Nos debates em que participo, tenho dito frequentemente que, diante da crise ecológica, a revolução é nosso programa mínimo. À primeira vista, isso pode ser visto como uma provocação de mau gosto com os camaradas trotskistas. Ou, pior, como uma bravata vazia. Preciso insistir que não é uma coisa nem outra. Olhemos com mais cuidado o que está por trás da ideia de mínimo, porque no calor de nossos debates isso raramente recebe a devida atenção.
De saída, não é difícil perceber que o conceito de mínimo comporta muitas ideias diferentes, com implicações táticas diferentes, algumas inconciliáveis entre si. Ele pode referir-se ao mínimo possível de ser obtido, dadas as condições do presente.
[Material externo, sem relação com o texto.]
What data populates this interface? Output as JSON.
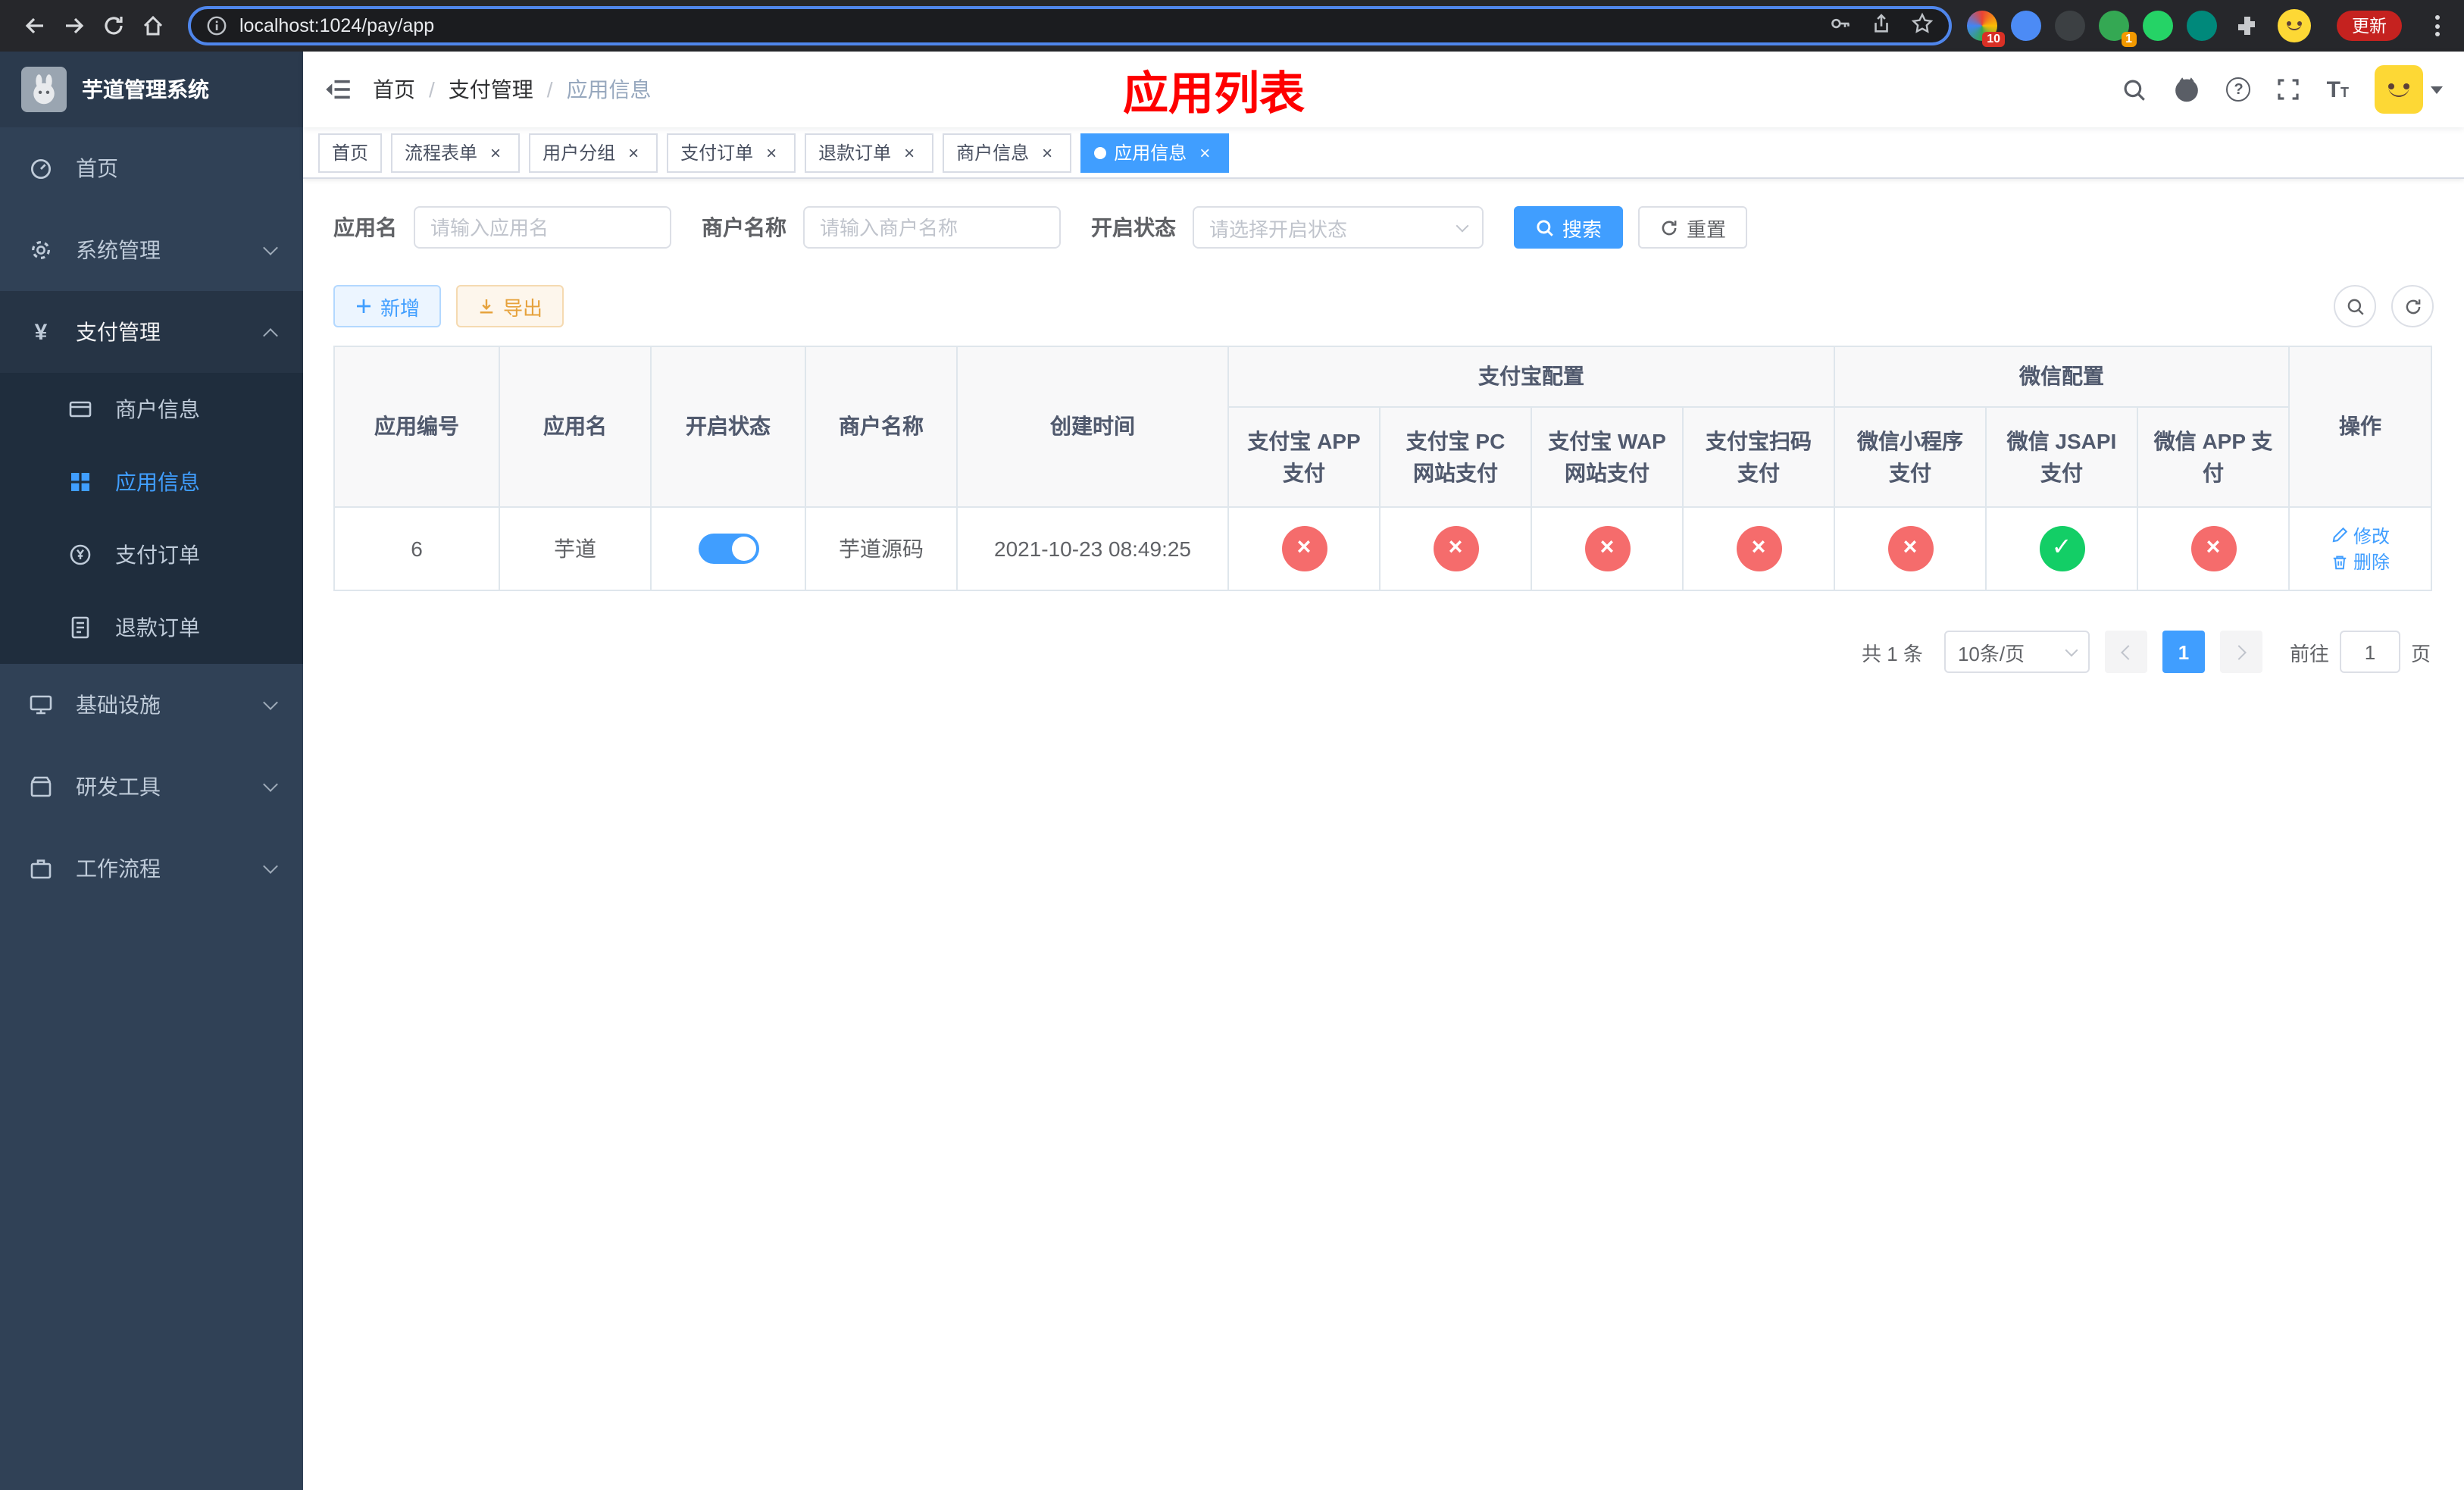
{
  "colors": {
    "accent": "#409eff",
    "danger": "#f56c6c",
    "success": "#13ce66",
    "warning": "#e6a23c",
    "title_red": "#fe0000",
    "sidebar_bg": "#304156",
    "submenu_bg": "#1f2d3d"
  },
  "browser": {
    "url": "localhost:1024/pay/app",
    "update_button": "更新",
    "extension_badge_a": "10",
    "extension_badge_b": "1"
  },
  "sidebar": {
    "logo_title": "芋道管理系统",
    "items": [
      {
        "label": "首页"
      },
      {
        "label": "系统管理"
      },
      {
        "label": "支付管理"
      },
      {
        "label": "商户信息"
      },
      {
        "label": "应用信息"
      },
      {
        "label": "支付订单"
      },
      {
        "label": "退款订单"
      },
      {
        "label": "基础设施"
      },
      {
        "label": "研发工具"
      },
      {
        "label": "工作流程"
      }
    ]
  },
  "header": {
    "breadcrumb": [
      {
        "label": "首页"
      },
      {
        "label": "支付管理"
      },
      {
        "label": "应用信息"
      }
    ],
    "separator": "/",
    "page_title": "应用列表"
  },
  "tabs": [
    {
      "label": "首页"
    },
    {
      "label": "流程表单"
    },
    {
      "label": "用户分组"
    },
    {
      "label": "支付订单"
    },
    {
      "label": "退款订单"
    },
    {
      "label": "商户信息"
    },
    {
      "label": "应用信息"
    }
  ],
  "filters": {
    "app_name_label": "应用名",
    "app_name_placeholder": "请输入应用名",
    "merchant_label": "商户名称",
    "merchant_placeholder": "请输入商户名称",
    "status_label": "开启状态",
    "status_placeholder": "请选择开启状态",
    "search_button": "搜索",
    "reset_button": "重置"
  },
  "toolbar": {
    "add_button": "新增",
    "export_button": "导出"
  },
  "table": {
    "headers": {
      "app_id": "应用编号",
      "app_name": "应用名",
      "status": "开启状态",
      "merchant": "商户名称",
      "created": "创建时间",
      "alipay_group": "支付宝配置",
      "wechat_group": "微信配置",
      "alipay_app": "支付宝 APP 支付",
      "alipay_pc": "支付宝 PC 网站支付",
      "alipay_wap": "支付宝 WAP 网站支付",
      "alipay_qr": "支付宝扫码支付",
      "wechat_mini": "微信小程序支付",
      "wechat_jsapi": "微信 JSAPI 支付",
      "wechat_app": "微信 APP 支付",
      "actions": "操作"
    },
    "row": {
      "app_id": "6",
      "app_name": "芋道",
      "status_class": "on",
      "merchant": "芋道源码",
      "created": "2021-10-23 08:49:25",
      "configs": [
        {
          "glyph": "×",
          "state": "off"
        },
        {
          "glyph": "×",
          "state": "off"
        },
        {
          "glyph": "×",
          "state": "off"
        },
        {
          "glyph": "×",
          "state": "off"
        },
        {
          "glyph": "×",
          "state": "off"
        },
        {
          "glyph": "✓",
          "state": "on"
        },
        {
          "glyph": "×",
          "state": "off"
        }
      ],
      "edit_label": "修改",
      "delete_label": "删除"
    }
  },
  "pagination": {
    "total": "共 1 条",
    "page_size": "10条/页",
    "current_page": "1",
    "goto_label": "前往",
    "goto_value": "1",
    "page_unit": "页"
  }
}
Ele pode, numa versão mais completa, referir-se ao mínimo possível no presente e que nos faz avançar em direção ao programa máximo. Numa versão piorada, ele pode referir-se ao mínimo possível sem romper com o sistema vigente; ou sem causar nenhum tipo de instabilidade social. Ele pode, ainda, referir-se ao mínimo necessário, dadas as urgências do presente ou algum horizonte temporal mais distendido. Ou ele pode, por fim, referir-se ao mínimo necessário, dado o programa máximo.
Note que em meio a essa variedade de mínimos, duas classes básicas aparecem: o mínimo possível e o mínimo necessário. Como nem sempre damos atenção suficiente a essas nuances, colapsamos sem perceber o possível no necessário e o necessário no possível. Em outras palavras, admitimos inadvertidamente que o necessário é possível, simplesmente por ser necessário. E que o possível é necessário, simplesmente por ser possível.
Naturalmente, pode existir um conjunto imenso de tarefas em que o imediatamente possível e o necessário coincidem ou tenham interseções substantivas. Esse, infelizmente, não é o caso das tarefas postas pelos desafios relacionados às crises ecológica e climática. Desde que comecei a escrever nesta coluna, em inúmeras ocasiões procurei destacar a magnitude do que precisamos fazer. A descarbonização do nosso modo de vida não é nenhuma tarefa banal. A moderação quantitativa e qualitativa do consumo total da humanidade não é tarefa banal. As transições que imponham mais sacrifícios às nações ricas do que às nações pobres não é tarefa banal. O acúmulo de força suficiente para impor as transições ao campo reacionário e conservador não é tarefa banal.
As dificuldades, inclusive, não se limitam à evidente magnitude colossal dessas tarefas. As dificuldades mais importantes devem-se à impossibilidade de elas serem cumpridas de maneira bem sucedida fora de um processo de ruptura com a ordem do capital. Reconheço que essa afirmação é muito mais contundente e cobra uma demonstração de fôlego muito maior do que cabe no espaço de uma coluna.1 Por ora, admitamos que ela está correta e vejamos como isso pode influenciar nossa discussão a respeito do mínimo. Duas coisas sobressaem.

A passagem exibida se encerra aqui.